LL Dasso and CW Taylor

Department of Pharmacology, Cambridge, UK.

High affinity binding of epinephrine to the alpha 1-adrenoceptor reflects the association of the ligand-receptor complex with a guanine nucleotide-binding protein (G protein) and thereby allows the receptor- G protein interaction to be assessed by radioligand binding methods. We have used [3H]prazosin/epinephrine competition binding to rat liver plasma membranes to examine the effects of other Ca(2+)-mobilizing hormones on the interaction between the alpha 1-adrenoceptor and its G protein.

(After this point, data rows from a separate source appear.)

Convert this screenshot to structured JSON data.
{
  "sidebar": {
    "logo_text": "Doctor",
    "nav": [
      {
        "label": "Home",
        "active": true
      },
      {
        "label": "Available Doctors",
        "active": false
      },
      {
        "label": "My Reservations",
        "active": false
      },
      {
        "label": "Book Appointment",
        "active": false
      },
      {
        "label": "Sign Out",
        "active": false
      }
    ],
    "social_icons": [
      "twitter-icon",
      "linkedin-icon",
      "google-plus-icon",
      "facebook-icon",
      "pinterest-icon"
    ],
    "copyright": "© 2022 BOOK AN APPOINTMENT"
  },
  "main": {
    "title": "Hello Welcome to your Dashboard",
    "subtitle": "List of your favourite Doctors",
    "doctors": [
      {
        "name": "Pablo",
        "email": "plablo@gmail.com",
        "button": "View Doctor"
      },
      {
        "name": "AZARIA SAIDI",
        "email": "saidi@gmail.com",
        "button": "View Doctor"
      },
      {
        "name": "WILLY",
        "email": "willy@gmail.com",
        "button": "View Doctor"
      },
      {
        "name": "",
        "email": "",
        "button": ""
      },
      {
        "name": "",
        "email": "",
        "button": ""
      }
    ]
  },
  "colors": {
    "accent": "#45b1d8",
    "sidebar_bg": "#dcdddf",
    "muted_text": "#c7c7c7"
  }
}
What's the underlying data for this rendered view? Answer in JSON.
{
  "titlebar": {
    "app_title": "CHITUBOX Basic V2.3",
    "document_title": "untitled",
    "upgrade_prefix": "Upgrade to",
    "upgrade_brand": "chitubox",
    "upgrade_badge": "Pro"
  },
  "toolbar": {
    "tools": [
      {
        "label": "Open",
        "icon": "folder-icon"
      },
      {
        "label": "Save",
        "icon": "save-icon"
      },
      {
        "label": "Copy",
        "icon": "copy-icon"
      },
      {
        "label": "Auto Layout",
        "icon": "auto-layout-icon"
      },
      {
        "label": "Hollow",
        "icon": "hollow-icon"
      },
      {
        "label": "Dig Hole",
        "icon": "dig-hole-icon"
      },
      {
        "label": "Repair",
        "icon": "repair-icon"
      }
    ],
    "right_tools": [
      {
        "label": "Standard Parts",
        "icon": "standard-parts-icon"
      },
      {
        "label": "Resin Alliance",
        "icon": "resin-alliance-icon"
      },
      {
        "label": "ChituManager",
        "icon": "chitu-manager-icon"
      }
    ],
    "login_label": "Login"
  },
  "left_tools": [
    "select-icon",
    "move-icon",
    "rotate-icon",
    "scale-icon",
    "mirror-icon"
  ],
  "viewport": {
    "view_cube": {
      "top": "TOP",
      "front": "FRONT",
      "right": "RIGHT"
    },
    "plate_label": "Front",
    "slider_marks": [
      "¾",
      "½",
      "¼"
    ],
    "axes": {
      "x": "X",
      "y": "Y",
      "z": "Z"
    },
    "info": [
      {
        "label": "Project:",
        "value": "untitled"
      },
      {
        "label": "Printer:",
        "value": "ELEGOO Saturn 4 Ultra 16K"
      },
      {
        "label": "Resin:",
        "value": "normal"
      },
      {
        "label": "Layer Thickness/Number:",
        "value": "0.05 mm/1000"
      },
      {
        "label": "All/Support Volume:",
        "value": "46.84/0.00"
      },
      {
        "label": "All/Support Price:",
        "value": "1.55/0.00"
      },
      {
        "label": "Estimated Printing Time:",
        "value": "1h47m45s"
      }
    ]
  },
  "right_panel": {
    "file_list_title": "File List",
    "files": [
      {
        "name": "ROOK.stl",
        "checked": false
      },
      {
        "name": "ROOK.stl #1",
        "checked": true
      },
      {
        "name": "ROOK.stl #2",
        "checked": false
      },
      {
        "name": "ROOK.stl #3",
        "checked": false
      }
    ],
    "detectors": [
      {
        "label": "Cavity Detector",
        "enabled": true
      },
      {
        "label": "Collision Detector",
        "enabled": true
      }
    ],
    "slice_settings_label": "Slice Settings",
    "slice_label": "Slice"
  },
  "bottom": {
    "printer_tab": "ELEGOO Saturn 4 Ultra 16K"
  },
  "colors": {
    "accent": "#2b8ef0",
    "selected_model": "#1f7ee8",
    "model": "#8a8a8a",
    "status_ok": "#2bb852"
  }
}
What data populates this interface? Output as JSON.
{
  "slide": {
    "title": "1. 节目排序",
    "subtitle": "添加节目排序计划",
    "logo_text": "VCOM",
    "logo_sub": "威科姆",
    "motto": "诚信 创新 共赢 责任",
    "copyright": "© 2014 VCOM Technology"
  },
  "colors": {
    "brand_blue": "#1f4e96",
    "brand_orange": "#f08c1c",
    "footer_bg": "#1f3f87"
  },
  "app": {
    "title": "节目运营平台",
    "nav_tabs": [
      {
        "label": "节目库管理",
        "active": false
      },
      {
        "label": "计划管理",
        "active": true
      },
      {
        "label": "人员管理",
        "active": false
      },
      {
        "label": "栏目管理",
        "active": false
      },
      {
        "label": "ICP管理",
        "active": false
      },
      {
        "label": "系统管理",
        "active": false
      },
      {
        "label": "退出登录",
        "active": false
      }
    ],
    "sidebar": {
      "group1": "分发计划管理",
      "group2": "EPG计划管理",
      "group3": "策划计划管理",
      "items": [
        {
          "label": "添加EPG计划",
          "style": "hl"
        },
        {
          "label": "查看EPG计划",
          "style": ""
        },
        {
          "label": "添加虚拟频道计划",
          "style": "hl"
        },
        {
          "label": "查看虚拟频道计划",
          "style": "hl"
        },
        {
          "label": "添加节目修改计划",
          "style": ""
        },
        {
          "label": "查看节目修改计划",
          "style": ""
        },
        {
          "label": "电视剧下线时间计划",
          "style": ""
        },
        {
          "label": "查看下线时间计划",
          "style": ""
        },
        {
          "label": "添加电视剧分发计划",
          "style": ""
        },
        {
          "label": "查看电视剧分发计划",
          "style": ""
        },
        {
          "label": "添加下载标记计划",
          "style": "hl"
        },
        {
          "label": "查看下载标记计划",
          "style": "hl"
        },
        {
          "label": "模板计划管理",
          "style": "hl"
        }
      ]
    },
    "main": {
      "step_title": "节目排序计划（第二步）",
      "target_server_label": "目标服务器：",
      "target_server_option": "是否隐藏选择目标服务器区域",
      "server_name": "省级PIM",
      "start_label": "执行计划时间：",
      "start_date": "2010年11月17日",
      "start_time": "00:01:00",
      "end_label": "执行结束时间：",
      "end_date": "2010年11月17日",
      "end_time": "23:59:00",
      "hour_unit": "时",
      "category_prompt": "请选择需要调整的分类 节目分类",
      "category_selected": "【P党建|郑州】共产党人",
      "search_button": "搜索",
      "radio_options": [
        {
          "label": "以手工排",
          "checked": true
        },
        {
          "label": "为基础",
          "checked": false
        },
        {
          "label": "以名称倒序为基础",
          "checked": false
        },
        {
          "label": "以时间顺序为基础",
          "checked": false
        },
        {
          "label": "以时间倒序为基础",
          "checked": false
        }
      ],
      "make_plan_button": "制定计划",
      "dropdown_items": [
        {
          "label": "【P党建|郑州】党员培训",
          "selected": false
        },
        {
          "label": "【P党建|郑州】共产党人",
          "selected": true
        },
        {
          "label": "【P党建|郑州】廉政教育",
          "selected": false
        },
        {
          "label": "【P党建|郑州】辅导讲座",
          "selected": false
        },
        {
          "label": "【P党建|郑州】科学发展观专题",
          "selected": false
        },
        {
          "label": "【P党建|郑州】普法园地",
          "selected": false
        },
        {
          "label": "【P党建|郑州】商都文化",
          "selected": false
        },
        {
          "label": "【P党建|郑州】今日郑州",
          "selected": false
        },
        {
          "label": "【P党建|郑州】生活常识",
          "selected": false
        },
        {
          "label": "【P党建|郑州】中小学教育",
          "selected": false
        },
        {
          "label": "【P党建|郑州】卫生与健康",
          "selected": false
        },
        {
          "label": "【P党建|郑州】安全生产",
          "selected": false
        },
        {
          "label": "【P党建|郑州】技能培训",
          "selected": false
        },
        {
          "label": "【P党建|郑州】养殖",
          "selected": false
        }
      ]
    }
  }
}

The aim of our experiments was to test whether the different Ca(2+)-mobilizing receptors in liver share the same limited pool of G proteins. [Arg8] Vasopressin (AVP) caused a concentration-dependent (EC50 = 0.49 +/- 0.03 nM) inhibition of the extent to which epinephrine formed a high affinity complex with the alpha 1-adrenoceptor; antagonist binding was unaffected by AVP. The effect of AVP was competitively antagonized (Kd = 0.27 +/- 0.10 nM) by a selective peptide antagonist of the V1 vasopressin receptor. We conclude that, in rat hepatocytes, alpha 1-adrenoceptors and V1 vasopressin receptors converge to interact with the same pool of G proteins.